Azure Key Vault Managed Hardware Security Module (HSM) provides strong sovereignty over your encryption keys. Keys are generated and stored in a single-tenant, FIPS 140-3 Level 3 HSM that only you control: Microsoft has no access to your key material, and you govern who can use each key. For most organizations, including those with stringent regulatory requirements, this level of control is sufficient.
Some organizations have a further requirement: the hardware that holds their key must reside physically outside Azure datacenters. External key management for Azure Key Vault Managed HSM is now in public preview to address that requirement, delivering on a commitment made a year ago . Try External key management for Azure Key Vault Managed HSM How Managed HSM delivers sovereignty today Before looking at external key management, it’s worth being precise about the sovereignty Managed HSM already provides.
Managed HSM is a single-tenant service: each instance is a dedicated cluster of FIPS 140-3 Level 3 validated HSM partitions for each customer—built on Marvell LiquidSecurity adapters. Keys are generated inside that hardware and never leave it in plaintext, making the keys inaccessible to Microsoft operators. Control rests with you, not Microsoft: Customer-specific security domain.

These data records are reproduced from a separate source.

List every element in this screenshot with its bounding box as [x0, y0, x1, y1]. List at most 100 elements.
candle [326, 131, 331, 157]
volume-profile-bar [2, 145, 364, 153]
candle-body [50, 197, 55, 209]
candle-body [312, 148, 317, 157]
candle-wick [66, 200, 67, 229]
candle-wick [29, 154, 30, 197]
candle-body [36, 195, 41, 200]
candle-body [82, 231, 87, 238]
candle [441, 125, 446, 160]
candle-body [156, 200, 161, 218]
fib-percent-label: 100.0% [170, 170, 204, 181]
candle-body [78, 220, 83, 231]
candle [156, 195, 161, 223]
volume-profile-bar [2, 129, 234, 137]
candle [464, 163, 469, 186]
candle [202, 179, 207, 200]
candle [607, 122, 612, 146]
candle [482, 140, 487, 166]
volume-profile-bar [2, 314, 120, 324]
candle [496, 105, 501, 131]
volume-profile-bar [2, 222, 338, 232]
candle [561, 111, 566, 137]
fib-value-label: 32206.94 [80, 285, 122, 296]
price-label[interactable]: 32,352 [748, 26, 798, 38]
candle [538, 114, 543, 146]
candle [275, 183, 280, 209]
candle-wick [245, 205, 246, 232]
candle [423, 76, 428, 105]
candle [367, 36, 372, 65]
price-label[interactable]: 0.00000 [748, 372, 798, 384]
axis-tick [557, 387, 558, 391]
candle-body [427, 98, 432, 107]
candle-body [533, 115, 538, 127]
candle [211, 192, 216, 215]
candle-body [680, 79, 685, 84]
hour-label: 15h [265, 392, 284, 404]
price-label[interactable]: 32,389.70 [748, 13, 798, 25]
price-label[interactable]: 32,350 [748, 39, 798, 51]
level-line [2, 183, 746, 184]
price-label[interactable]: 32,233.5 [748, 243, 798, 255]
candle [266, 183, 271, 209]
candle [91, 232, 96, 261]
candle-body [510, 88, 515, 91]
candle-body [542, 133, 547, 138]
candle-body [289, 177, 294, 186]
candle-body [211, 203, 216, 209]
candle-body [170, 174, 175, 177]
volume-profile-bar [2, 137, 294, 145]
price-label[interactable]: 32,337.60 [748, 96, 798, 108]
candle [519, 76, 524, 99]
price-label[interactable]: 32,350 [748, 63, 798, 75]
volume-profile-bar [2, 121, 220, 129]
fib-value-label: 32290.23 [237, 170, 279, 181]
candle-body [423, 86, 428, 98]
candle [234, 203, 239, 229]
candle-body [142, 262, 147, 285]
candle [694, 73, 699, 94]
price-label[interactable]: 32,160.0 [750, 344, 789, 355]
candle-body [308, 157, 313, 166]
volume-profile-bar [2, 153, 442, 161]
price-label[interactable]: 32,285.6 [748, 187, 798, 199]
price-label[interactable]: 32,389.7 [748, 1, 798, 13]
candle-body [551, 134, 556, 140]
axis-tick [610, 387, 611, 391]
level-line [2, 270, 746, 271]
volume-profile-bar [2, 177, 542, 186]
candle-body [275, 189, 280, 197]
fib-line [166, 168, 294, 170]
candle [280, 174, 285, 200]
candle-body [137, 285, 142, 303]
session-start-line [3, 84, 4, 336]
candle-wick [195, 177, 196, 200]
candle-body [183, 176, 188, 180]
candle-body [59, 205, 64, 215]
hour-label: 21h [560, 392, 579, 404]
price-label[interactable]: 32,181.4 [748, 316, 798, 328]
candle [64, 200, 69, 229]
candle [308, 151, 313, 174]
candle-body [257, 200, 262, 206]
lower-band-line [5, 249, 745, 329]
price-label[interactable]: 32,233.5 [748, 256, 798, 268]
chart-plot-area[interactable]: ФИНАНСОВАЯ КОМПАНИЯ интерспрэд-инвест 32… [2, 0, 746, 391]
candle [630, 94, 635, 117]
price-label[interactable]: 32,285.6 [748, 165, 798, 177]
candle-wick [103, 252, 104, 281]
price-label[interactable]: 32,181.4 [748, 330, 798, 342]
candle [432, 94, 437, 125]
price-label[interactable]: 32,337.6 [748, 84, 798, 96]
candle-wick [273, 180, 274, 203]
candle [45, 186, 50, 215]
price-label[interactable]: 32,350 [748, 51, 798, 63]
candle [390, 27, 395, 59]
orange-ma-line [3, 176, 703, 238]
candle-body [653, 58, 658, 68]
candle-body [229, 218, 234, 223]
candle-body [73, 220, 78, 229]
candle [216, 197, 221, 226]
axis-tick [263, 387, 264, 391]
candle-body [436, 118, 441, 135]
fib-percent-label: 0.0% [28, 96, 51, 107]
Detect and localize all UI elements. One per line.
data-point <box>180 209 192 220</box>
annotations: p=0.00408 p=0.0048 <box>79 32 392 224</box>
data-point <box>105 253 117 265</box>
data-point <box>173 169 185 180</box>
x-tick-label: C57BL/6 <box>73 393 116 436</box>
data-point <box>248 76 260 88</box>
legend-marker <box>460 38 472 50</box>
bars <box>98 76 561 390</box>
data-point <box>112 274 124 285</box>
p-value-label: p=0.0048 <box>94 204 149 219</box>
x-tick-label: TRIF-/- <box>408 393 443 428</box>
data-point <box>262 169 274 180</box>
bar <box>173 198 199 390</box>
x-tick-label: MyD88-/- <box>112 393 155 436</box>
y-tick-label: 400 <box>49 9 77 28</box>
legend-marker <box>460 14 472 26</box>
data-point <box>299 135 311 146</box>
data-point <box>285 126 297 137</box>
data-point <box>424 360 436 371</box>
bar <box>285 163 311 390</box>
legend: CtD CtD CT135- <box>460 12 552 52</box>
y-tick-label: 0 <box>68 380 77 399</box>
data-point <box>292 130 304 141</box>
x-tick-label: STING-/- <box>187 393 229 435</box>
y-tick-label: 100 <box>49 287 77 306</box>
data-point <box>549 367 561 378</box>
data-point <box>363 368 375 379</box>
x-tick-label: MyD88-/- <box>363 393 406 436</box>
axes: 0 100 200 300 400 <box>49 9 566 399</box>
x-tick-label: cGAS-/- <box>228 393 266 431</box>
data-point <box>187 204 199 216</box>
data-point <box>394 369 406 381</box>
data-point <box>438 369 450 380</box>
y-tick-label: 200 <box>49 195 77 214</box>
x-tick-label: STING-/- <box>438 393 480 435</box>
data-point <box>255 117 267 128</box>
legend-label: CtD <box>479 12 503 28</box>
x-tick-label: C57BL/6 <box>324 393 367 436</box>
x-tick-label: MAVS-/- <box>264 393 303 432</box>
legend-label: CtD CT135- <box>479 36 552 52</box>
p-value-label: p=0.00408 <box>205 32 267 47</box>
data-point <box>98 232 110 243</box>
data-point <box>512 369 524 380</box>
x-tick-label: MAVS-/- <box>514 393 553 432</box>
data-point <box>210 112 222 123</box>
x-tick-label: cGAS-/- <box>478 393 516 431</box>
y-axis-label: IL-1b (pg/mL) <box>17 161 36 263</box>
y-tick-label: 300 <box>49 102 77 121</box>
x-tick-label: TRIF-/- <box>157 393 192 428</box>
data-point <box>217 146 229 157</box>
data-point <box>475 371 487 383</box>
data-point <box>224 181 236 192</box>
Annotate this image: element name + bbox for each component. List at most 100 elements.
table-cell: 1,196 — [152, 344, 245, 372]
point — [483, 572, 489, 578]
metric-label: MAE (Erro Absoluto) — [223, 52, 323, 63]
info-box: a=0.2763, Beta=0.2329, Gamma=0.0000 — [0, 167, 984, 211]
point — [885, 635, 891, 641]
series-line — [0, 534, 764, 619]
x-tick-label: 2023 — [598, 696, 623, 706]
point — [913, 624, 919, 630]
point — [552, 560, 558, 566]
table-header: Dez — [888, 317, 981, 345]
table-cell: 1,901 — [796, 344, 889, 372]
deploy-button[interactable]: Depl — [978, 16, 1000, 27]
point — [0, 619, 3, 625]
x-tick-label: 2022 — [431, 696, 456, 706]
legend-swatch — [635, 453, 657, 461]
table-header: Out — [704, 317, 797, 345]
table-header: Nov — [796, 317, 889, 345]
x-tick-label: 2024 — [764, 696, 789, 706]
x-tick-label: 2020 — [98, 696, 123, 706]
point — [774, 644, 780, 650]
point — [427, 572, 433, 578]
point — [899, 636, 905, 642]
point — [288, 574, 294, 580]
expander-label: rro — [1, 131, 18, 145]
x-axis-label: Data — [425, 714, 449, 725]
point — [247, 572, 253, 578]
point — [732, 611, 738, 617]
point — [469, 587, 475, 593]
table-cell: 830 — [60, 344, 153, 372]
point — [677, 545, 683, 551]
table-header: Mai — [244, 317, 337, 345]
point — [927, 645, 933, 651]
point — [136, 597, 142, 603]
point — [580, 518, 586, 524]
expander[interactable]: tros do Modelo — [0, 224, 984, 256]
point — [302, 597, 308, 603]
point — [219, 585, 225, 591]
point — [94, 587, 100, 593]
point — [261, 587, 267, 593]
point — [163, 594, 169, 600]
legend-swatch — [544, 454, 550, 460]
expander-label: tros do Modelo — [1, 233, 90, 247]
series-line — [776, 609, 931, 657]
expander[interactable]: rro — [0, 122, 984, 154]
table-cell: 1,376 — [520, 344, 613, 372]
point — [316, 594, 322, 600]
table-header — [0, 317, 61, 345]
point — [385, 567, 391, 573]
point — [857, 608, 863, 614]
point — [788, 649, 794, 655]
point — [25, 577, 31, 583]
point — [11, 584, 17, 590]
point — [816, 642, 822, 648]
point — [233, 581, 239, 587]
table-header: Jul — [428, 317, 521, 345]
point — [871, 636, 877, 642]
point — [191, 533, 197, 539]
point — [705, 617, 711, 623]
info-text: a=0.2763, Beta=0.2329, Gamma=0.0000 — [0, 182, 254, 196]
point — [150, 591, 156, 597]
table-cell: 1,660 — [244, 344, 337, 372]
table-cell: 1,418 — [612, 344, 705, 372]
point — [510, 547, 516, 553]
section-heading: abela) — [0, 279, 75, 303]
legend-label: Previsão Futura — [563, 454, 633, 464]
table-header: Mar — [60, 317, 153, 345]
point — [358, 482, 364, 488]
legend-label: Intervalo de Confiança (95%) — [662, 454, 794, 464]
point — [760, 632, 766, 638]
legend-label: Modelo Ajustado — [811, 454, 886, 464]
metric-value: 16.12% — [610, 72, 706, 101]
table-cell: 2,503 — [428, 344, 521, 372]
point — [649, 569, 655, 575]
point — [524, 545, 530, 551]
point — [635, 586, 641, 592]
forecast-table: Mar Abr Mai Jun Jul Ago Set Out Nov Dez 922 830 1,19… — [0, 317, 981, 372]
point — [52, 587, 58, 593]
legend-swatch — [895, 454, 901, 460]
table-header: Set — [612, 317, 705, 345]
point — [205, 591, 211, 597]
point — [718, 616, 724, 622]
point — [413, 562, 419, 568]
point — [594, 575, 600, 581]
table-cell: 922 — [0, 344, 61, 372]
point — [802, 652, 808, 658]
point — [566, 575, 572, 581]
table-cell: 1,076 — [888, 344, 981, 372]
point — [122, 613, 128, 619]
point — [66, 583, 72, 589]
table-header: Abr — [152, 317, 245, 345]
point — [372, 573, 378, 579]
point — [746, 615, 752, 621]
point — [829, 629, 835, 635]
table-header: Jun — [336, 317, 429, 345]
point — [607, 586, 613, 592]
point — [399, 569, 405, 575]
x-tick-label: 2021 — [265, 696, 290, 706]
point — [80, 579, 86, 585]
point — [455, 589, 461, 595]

Each HSM cluster is cryptographically isolated by a security domain that you generate and own. Microsoft can’t decrypt your key material or recover your HSM cluster without it. You are in full control of the security domain as it’s protection and safeguarding is outside of Microsoft.
Multiperson control. The security domain is protected by a quorum of RSA key pairs that you hold offline. Recovery requires your quorum, so no single person—and no Microsoft operator—can act alone.
Local role-based access control ( RBAC). A data-plane authorization model, independent of Azure RBAC , governs who can perform each cryptographic operation. Key attestation.
You can obtain cryptographic proof that a key was generated and is used within the FIPS 140-3 Level 3 hardware boundary. Managed HSM is built on FIPS 140-3 Level 3 HSMs and confidential computing technology based on Intel SGX, so request handling, access control, and key material are isolated in hardware enclaves and HSMs that no Microsoft operator—even one with administrative or physical access to the host—can read.
Managed HSM provides redundancy, isolation, and protection—giving organizations the sovereignty assurances they need without compromising on key security, operational overhead or availability. What external key management adds Managed HSM already provides full customer control over your keys, with enterprise-grade availability, security, and operational simplicity.
External key management adds one capability: the option to keep your key material on an HSM that you own and operate, either on-premises or with a trusted third party, completely outside Microsoft infrastructure. External key management is designed for scenarios where regulation or contractual obligations mandate the cryptographic keys must reside outside the cloud provider’s environment.
These requirements are sometimes found in highly regulated sectors such as government, financial services, and critical infrastructure, and in jurisdictions with strict data-sovereignty rules. External key management ensures the root of trust and key material remain on hardware you own and operate, outside Microsoft infrastructure, and under your direct physical control.
However, this model should only be adopted deliberately and only when required. For most workloads, Managed HSM keys remain the recommended approach, delivering higher native availability, reduced operational complexity, and a security posture that meets or exceeds sovereignty requirements without introducing additional risk or overhead. External key management is about meeting specific regulatory constraints, not increasing baseline security.
When those constraints do not apply, Managed HSM provides a stronger, more reliable, and more operationally efficient solution. How it works External key management extends Managed HSM through a dedicated API endpoint that connects directly to the HSM you control. It allows cryptographic operations in Azure to invoke external key material without changing how applications interact with the service.
The external key never resides in or passes through Microsoft infrastructure; only your hardware uses it. Because you control that hardware, you can disconnect it at any time to halt all cryptographic operations. Integration is transparent to applications.
Applications continue to use Managed HSM and the Azure Key Vault API with the customer-managed key envelope encryption pattern unchanged. When an data access requires your external key to decrypt local data encryption keys, Managed HSM forwards it to your hardware and returns the result. You choose the hardware and partner.
Because the external key management API is an open specification, you decide how to implement it. Your hardware, your partner, or your implementation. All connections are mutually authenticated and encrypted.
Traffic between Azure and your hardware is secured with mutual TLS, ensuring a secure and trusted connection between Azure and your HSM. HSM ecosystem A growing ecosystem of HSM vendors support integration with the Managed HSM external key management API, as many providers are actively enabling compatibility for their platforms. Microsoft doesn’t build or operate the connecting integration proxy itself.
Instead, you benefit from an open model: you can use a vendor provided implementation, reply on a partner to operate it, or build your own. Responsibilities and tradeoffs External key management deliberately shifts a portion of operational responsibility to you. This is the direct consequence of extending the trust boundary beyond Azure: you gain control over the root of trust, and with it, ownership of the systems that enforce it.